Overhaul: a tell-all account of rescuing GM and Chrysler


Steven Rattner’s Overhaul: An Insider’s Account of the Obama Administration’s Emergency Rescue of the Auto Industry will not disappoint readers with its poignantly detailed narration of the harrowing events surrounding the fate of two of the Big 3 U.S. automakers.

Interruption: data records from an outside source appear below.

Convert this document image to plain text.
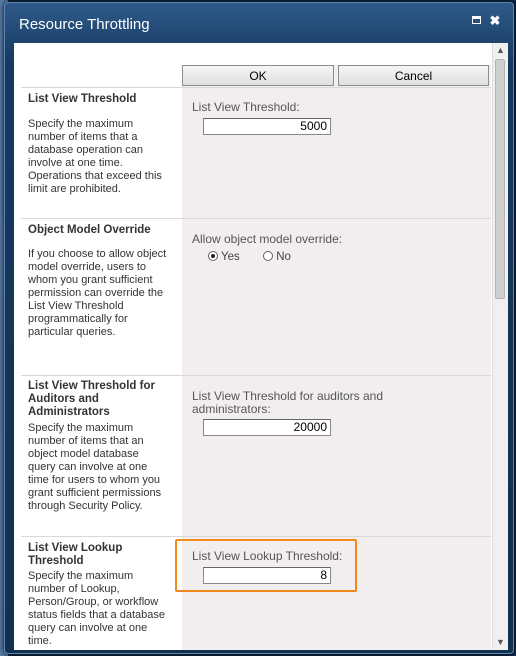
Resource Throttling	✖
OK	Cancel
List View Threshold
Specify the maximum number of items that a database operation can involve at one time. Operations that exceed this limit are prohibited.
List View Threshold:
5000
Object Model Override
If you choose to allow object model override, users to whom you grant sufficient permission can override the List View Threshold programmatically for particular queries.
Allow object model override:
Yes	No
List View Threshold for Auditors and Administrators
Specify the maximum number of items that an object model database query can involve at one time for users to whom you grant sufficient permissions through Security Policy.
List View Threshold for auditors and administrators:
20000
List View Lookup Threshold
Specify the maximum number of Lookup, Person/Group, or workflow status fields that a database query can involve at one time.
List View Lookup Threshold:
8
▲
▼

Almost regardless of where readers’ interests may lie, the stories within his story are plentifully intriguing, such as GM and Chrysler’s pitiful plight, the government’s intervening in private enterprise, the behind the scenes of the Obama administration, the 363 bankruptcy plan, the importance of corporate governance, and more. From these stories, some quite suspenseful, we learn of the exceptional efforts of “Team Auto,” and some non-Team Auto individuals, that otherwise we likely would have never heard of or been able to appreciate. Likewise, the reader is served platters of distastefully asinine attitudes and actions of certain individuals especially amongst the automakers and government, which exemplify, in my opinion, why we found ourselves in a great financial crisis, and why outside of the auto industry, in many respects we may have let a “good crisis go to waste,” as Rattner himself conveys in the epilogue to Overhaul.

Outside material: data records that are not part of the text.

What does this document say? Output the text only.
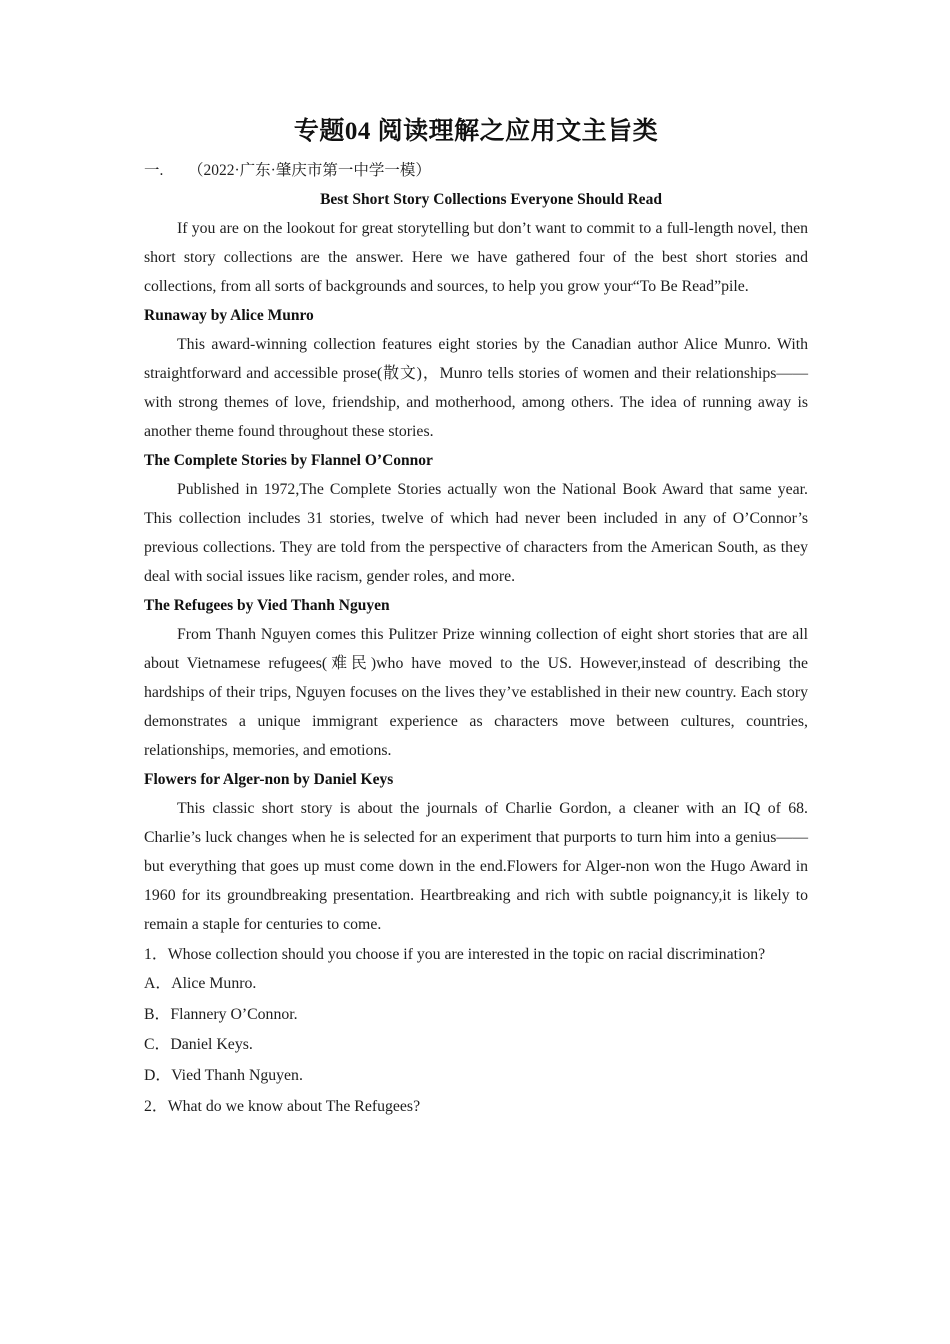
专题04 阅读理解之应用文主旨类
一. （2022·广东·肇庆市第一中学一模）
Best Short Story Collections Everyone Should Read

If you are on the lookout for great storytelling but don’t want to commit to a full-length novel, then short story collections are the answer. Here we have gathered four of the best short stories and collections, from all sorts of backgrounds and sources, to help you grow your“To Be Read”pile.

Runaway by Alice Munro

This award-winning collection features eight stories by the Canadian author Alice Munro. With straightforward and accessible prose(散文)，Munro tells stories of women and their relationships——with strong themes of love, friendship, and motherhood, among others. The idea of running away is another theme found throughout these stories.

The Complete Stories by Flannel O’Connor

Published in 1972,The Complete Stories actually won the National Book Award that same year. This collection includes 31 stories, twelve of which had never been included in any of O’Connor’s previous collections. They are told from the perspective of characters from the American South, as they deal with social issues like racism, gender roles, and more.

The Refugees by Vied Thanh Nguyen

From Thanh Nguyen comes this Pulitzer Prize winning collection of eight short stories that are all about Vietnamese refugees(难民)who have moved to the US. However,instead of describing the hardships of their trips, Nguyen focuses on the lives they’ve established in their new country. Each story demonstrates a unique immigrant experience as characters move between cultures, countries, relationships, memories, and emotions.

Flowers for Alger-non by Daniel Keys

This classic short story is about the journals of Charlie Gordon, a cleaner with an IQ of 68. Charlie’s luck changes when he is selected for an experiment that purports to turn him into a genius——but everything that goes up must come down in the end.Flowers for Alger-non won the Hugo Award in 1960 for its groundbreaking presentation. Heartbreaking and rich with subtle poignancy,it is likely to remain a staple for centuries to come.

1．Whose collection should you choose if you are interested in the topic on racial discrimination?
A．Alice Munro.
B．Flannery O’Connor.
C．Daniel Keys.
D．Vied Thanh Nguyen.
2．What do we know about The Refugees?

Rattner (who loathed the label of “car czar”) and his task force dubbed “Team Auto,” accomplished an amazing feat with their facilitation and oversight of restructuring both GM and Chrysler. Less than a year and a half after Rattner and company completed their work, the “Shiny new GM” — as Team Auto referred to the restructured General Motors out of bankruptcy — is re-listed on the NYSE under the same old “GM” ticker. The government’s direct investments in GM totaled $49.5 billion, according to a table of auto bailout-related investments made by the government (epilogue, pg. 297). Of this staggering figure, $13.5 billion has been recouped following GM’s November IPO and over-allotment, raising the to-date recovery to $23.1 billion. And the government still has a 33% stake in GM worth $17 billion. Overall, Rattner notes that the government invested $82.1 billion in GM, Chrysler, Chrysler Financial, GMAC, warranty programs, and a supplier support program.

While Rattner voiced some regrets in terms of wishing he and Team Auto negotiated harder terms in some instances during the restructurings, by and large he views the overhauls as successes. I tend to agree after reading Overhaul, despite having been rather skeptical beforehand. I respect Rattner’s candor and am not bothered by what some may regard as his ego sprinkled throughout. I highly recommend Overhaul and think that it is of particular importance to government officials, politicians, and corporate executives. Imagine the benefits should the aforementioned group read the book and operate more morally and efficiently. Kudos to Rattner and his publisher, Houghton Mifflin Harcourt, for publishing the accounts of the egregiously self-serving likes of Sheila Bair (FDIC chairperson), a number of Congresspersons, Jimmy Lee (J.P. Morgan investment banker), and Tom Lauria (bankruptcy lawyer representing select hedge funds holding Chrysler debt). There’s also the case of Ray Young, former CFO of GM, and since February 2010, VP of GM in China. As CFO, his utter incompetence and apparent lacking cognizance of such as Rattner described him, is disturbing, but in the end it’s understandable given GM’s long demise and death spiral in 2008-2009.

Disclosure: The author of this review does not own stock in any companies mentioned.